Robin war sichtlich aus der Fassung gebracht und antwortete höflicher. «Ich habe mich nur gewundert, daß sie nicht an ihrer Arbeit ist, sonst nichts.»
Die Brüder standen und starrten einander an. Graham überlegte besorgt, ob Edith wohl daran gedacht hatte, den Knauf wieder anzuschrauben.
«Hast du deinen Kompaß bekommen?» fragte er.
«Kompaß?» Robin schien verwirrt. «Oh, den Kompaß. Nein, schließlich doch nicht. Ich will am Montag irgendwo in der Nähe schauen.»
Graham blickte auf seine Armbanduhr. Irgendwie mußte er Robin aus der Halle bringen. Edith könnte jeden Augenblick in höchst suspekter körperlicher und geistiger Verfassung herunterkommen. «Wie wäre es mit einer Tasse Tee?» schlug er vor. «Da alle ausgegangen sind, müssen wir ihn selbst brauen.»

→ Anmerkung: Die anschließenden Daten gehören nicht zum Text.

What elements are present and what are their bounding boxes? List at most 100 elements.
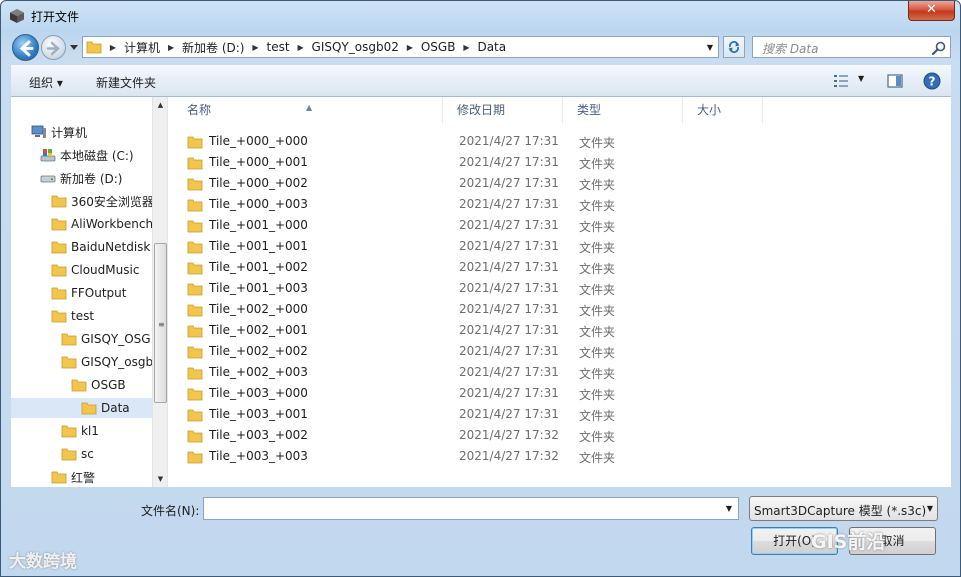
folder-icon [187,157,203,169]
breadcrumb-computer[interactable]: ▶ 计算机 [105,37,163,57]
breadcrumb-osgb[interactable]: ▶ OSGB [402,37,459,57]
file-row[interactable]: Tile_+003_+000 2021/4/27 17:31 文件夹 [187,383,747,404]
folder-icon [187,304,203,316]
file-row[interactable]: Tile_+002_+000 2021/4/27 17:31 文件夹 [187,299,747,320]
breadcrumb-label[interactable]: test [263,40,292,54]
breadcrumb-label[interactable]: 新加卷 (D:) [179,39,247,56]
nav-item-computer[interactable]: 计算机 [31,122,87,142]
search-placeholder[interactable]: 搜索 Data [762,40,818,57]
help-icon[interactable]: ? [923,72,941,90]
address-folder-icon [83,37,105,57]
navigation-scrollbar[interactable]: ▲ ≡ ▼ [152,97,167,487]
view-dropdown-icon[interactable]: ▼ [858,74,864,83]
breadcrumb-arrow-icon[interactable]: ▶ [247,43,263,52]
nav-item-folder[interactable]: GISQY_osgb [61,352,153,372]
nav-item-folder[interactable]: GISQY_OSG [61,329,151,349]
address-bar[interactable]: ▶ 计算机 ▶ 新加卷 (D:) ▶ test ▶ GISQY_osgb02 ▶… [82,36,719,58]
folder-icon [187,241,203,253]
view-options-icon[interactable] [833,73,849,89]
folder-icon [187,346,203,358]
nav-item-folder[interactable]: 360安全浏览器 [51,191,154,211]
nav-item-folder[interactable]: AliWorkbench [51,214,153,234]
column-header-type[interactable]: 类型 [563,97,683,123]
file-row[interactable]: Tile_+002_+003 2021/4/27 17:31 文件夹 [187,362,747,383]
search-box[interactable]: 搜索 Data [752,36,951,58]
file-row[interactable]: Tile_+001_+001 2021/4/27 17:31 文件夹 [187,236,747,257]
forward-arrow-icon [46,41,60,56]
filename-dropdown-icon[interactable]: ▼ [720,498,738,519]
file-row[interactable]: Tile_+002_+001 2021/4/27 17:31 文件夹 [187,320,747,341]
filename-field[interactable]: ▼ [203,497,739,520]
title-bar[interactable]: 打开文件 ✕ [1,1,960,31]
folder-icon [61,356,77,369]
file-row[interactable]: Tile_+003_+003 2021/4/27 17:32 文件夹 [187,446,747,467]
file-row[interactable]: Tile_+003_+001 2021/4/27 17:31 文件夹 [187,404,747,425]
nav-item-folder[interactable]: CloudMusic [51,260,139,280]
breadcrumb-arrow-icon[interactable]: ▶ [293,43,309,52]
column-header-size[interactable]: 大小 [683,97,763,123]
nav-item-label: sc [81,447,94,461]
preview-pane-icon[interactable] [887,73,903,89]
filetype-select[interactable]: Smart3DCapture 模型 (*.s3c) ▼ [749,496,938,521]
nav-item-folder[interactable]: sc [61,444,94,464]
filename-input[interactable] [204,498,719,519]
file-row[interactable]: Tile_+000_+000 2021/4/27 17:31 文件夹 [187,131,747,152]
file-name: Tile_+000_+001 [209,155,308,169]
forward-button[interactable] [41,35,66,60]
column-header-label: 类型 [577,103,602,117]
computer-icon [31,125,46,138]
pane-splitter[interactable] [167,97,171,487]
breadcrumb-arrow-icon[interactable]: ▶ [105,43,121,52]
nav-item-folder[interactable]: test [51,306,94,326]
breadcrumb-arrow-icon[interactable]: ▶ [458,43,474,52]
breadcrumb-arrow-icon[interactable]: ▶ [402,43,418,52]
breadcrumb-label[interactable]: Data [474,40,509,54]
breadcrumb-label[interactable]: 计算机 [121,39,163,56]
scrollbar-thumb[interactable]: ≡ [154,243,167,403]
file-type: 文件夹 [579,199,616,213]
navigation-bar: ▶ 计算机 ▶ 新加卷 (D:) ▶ test ▶ GISQY_osgb02 ▶… [1,31,960,63]
file-row[interactable]: Tile_+000_+001 2021/4/27 17:31 文件夹 [187,152,747,173]
organize-menu[interactable]: 组织 ▾ [29,74,63,91]
file-row[interactable]: Tile_+002_+002 2021/4/27 17:31 文件夹 [187,341,747,362]
nav-item-folder[interactable]: BaiduNetdisk [51,237,150,257]
breadcrumb-drive-d[interactable]: ▶ 新加卷 (D:) [163,37,247,57]
file-row[interactable]: Tile_+001_+003 2021/4/27 17:31 文件夹 [187,278,747,299]
back-button[interactable] [12,34,39,61]
close-button[interactable]: ✕ [908,1,955,21]
file-list-pane[interactable]: 名称 ▲ 修改日期 类型 大小 Tile_+000_+000 2021/4/27 … [173,97,951,487]
column-header-name[interactable]: 名称 ▲ [173,97,443,123]
folder-icon [51,287,67,300]
breadcrumb-label[interactable]: GISQY_osgb02 [309,40,402,54]
breadcrumb-test[interactable]: ▶ test [247,37,292,57]
navigation-pane[interactable]: 计算机 本地磁盘 (C:) 新加卷 (D:) 360安全浏览器 AliWorkb… [11,97,167,487]
nav-item-data-selected[interactable]: Data [11,398,152,418]
file-row[interactable]: Tile_+000_+003 2021/4/27 17:31 文件夹 [187,194,747,215]
file-name: Tile_+003_+000 [209,386,308,400]
search-icon[interactable] [931,40,947,56]
breadcrumb-label[interactable]: OSGB [418,40,459,54]
nav-item-drive-d[interactable]: 新加卷 (D:) [40,168,122,188]
file-row[interactable]: Tile_+001_+002 2021/4/27 17:31 文件夹 [187,257,747,278]
file-row[interactable]: Tile_+003_+002 2021/4/27 17:32 文件夹 [187,425,747,446]
scroll-down-icon[interactable]: ▼ [153,471,167,487]
nav-item-folder[interactable]: kl1 [61,421,99,441]
nav-item-drive-c[interactable]: 本地磁盘 (C:) [40,145,134,165]
breadcrumb-arrow-icon[interactable]: ▶ [163,43,179,52]
nav-item-folder[interactable]: OSGB [71,375,126,395]
breadcrumb-data[interactable]: ▶ Data [458,37,509,57]
column-header-date[interactable]: 修改日期 [443,97,563,123]
new-folder-button[interactable]: 新建文件夹 [96,74,156,91]
nav-item-folder[interactable]: FFOutput [51,283,127,303]
nav-item-folder[interactable]: 红警 [51,467,95,487]
file-name: Tile_+002_+003 [209,365,308,379]
breadcrumb-gisqy-osgb02[interactable]: ▶ GISQY_osgb02 [293,37,402,57]
file-name: Tile_+001_+000 [209,218,308,232]
refresh-button[interactable] [723,36,745,58]
file-row[interactable]: Tile_+001_+000 2021/4/27 17:31 文件夹 [187,215,747,236]
scroll-up-icon[interactable]: ▲ [153,97,167,113]
file-row[interactable]: Tile_+000_+002 2021/4/27 17:31 文件夹 [187,173,747,194]
address-dropdown-icon[interactable]: ▼ [702,37,718,57]
history-dropdown-icon[interactable] [68,41,80,53]
nav-item-label: 计算机 [51,125,88,140]
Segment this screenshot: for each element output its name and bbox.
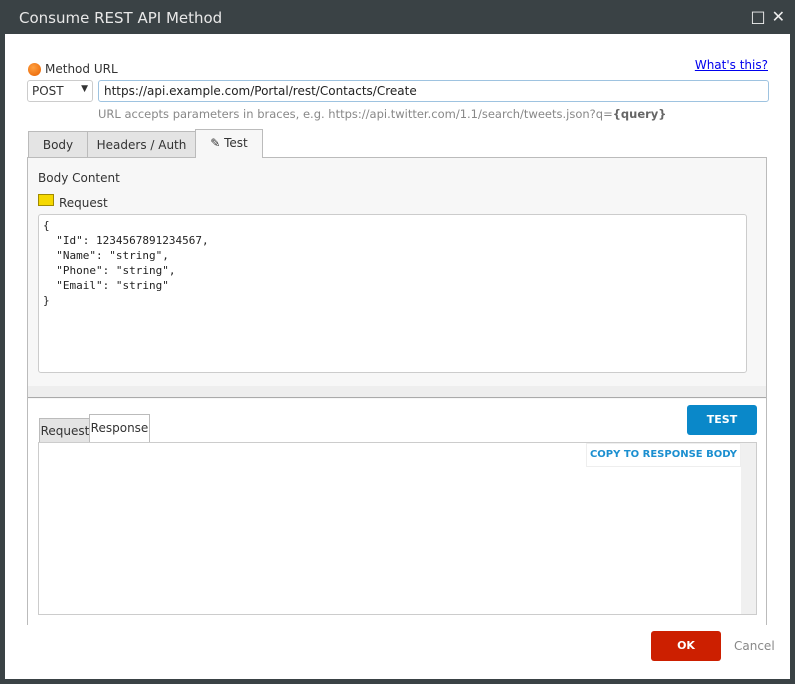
status-dot-icon — [28, 63, 41, 76]
close-icon[interactable]: ✕ — [772, 7, 785, 26]
scrollbar[interactable] — [741, 443, 756, 614]
request-label: Request — [59, 196, 108, 210]
cancel-button[interactable]: Cancel — [734, 639, 775, 653]
whats-this-link[interactable]: What's this? — [695, 58, 768, 72]
url-hint-param: {query} — [612, 107, 667, 121]
tab-headers-auth[interactable]: Headers / Auth — [87, 131, 196, 158]
response-body-textarea[interactable] — [38, 442, 757, 615]
method-select[interactable]: POST ▼ — [27, 80, 93, 102]
request-body-textarea[interactable]: { "Id": 1234567891234567, "Name": "strin… — [38, 214, 747, 373]
ok-button[interactable]: OK — [651, 631, 721, 661]
tab-response[interactable]: Response — [89, 414, 150, 443]
window-title: Consume REST API Method — [19, 9, 223, 27]
url-hint-text: URL accepts parameters in braces, e.g. h… — [98, 107, 613, 121]
url-input[interactable] — [98, 80, 769, 102]
method-value: POST — [32, 84, 64, 98]
tab-test-label: Test — [224, 136, 248, 150]
url-hint: URL accepts parameters in braces, e.g. h… — [98, 107, 666, 121]
chevron-down-icon: ▼ — [81, 84, 88, 94]
splitter[interactable] — [28, 386, 766, 398]
edit-icon: ✎ — [210, 136, 225, 150]
test-button[interactable]: TEST — [687, 405, 757, 435]
method-url-label: Method URL — [45, 62, 118, 76]
tab-body[interactable]: Body — [28, 131, 88, 158]
request-import-icon — [38, 194, 54, 206]
tab-test[interactable]: ✎ Test — [195, 129, 263, 158]
dialog: Method URL What's this? POST ▼ URL accept… — [5, 34, 790, 679]
title-bar: Consume REST API Method □ ✕ — [0, 0, 795, 34]
copy-to-response-body-button[interactable]: COPY TO RESPONSE BODY — [586, 443, 741, 467]
test-panel: Body Content Request { "Id": 12345678912… — [27, 157, 767, 625]
tab-request[interactable]: Request — [39, 418, 91, 443]
body-content-label: Body Content — [38, 171, 120, 185]
maximize-icon[interactable]: □ — [750, 7, 765, 26]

«Ja, mach uns einen.» Robin nickte. «Ich bin im Wohnzimmer. Ich muß noch einen Stoß Zollformulare ausfüllen.»
Graham sah zu, wie er die Zimmertür schloß, ehe er durch den grünen Boivorhang in die Küche ging. Er bemerkte plötzlich, wie heiß und stickig es im Haus war. Kein Wunder, daß sie so geschwitzt hatten. Ihre Körper waren wie zwei frische Schollen aufeinandergeklatscht. Er hoffte, daß ihm nichts anzumerken war.
Robins Blick für körperliche Unregelmäßigkeiten war so gut trainiert wie sein eigener. Er suchte ein Streichholz, stellte den schwarzen Eisenteekessel auf die Gasflamme und begann «Alexander’s Ragtime Band» zu pfeifen.
Robin wartete. Er stand direkt neben der Wohnzimmertür und blickte durch den Türspalt. Edith erschien auf der Treppe. Keine Notizen, keinerlei Papiere. Und Grahams Zigaretten? Er rauchte jedenfalls nicht, und man marschiert nicht ins Schlafzimmer um eine Packung Zigaretten, wenn man nicht dringend rauchen will.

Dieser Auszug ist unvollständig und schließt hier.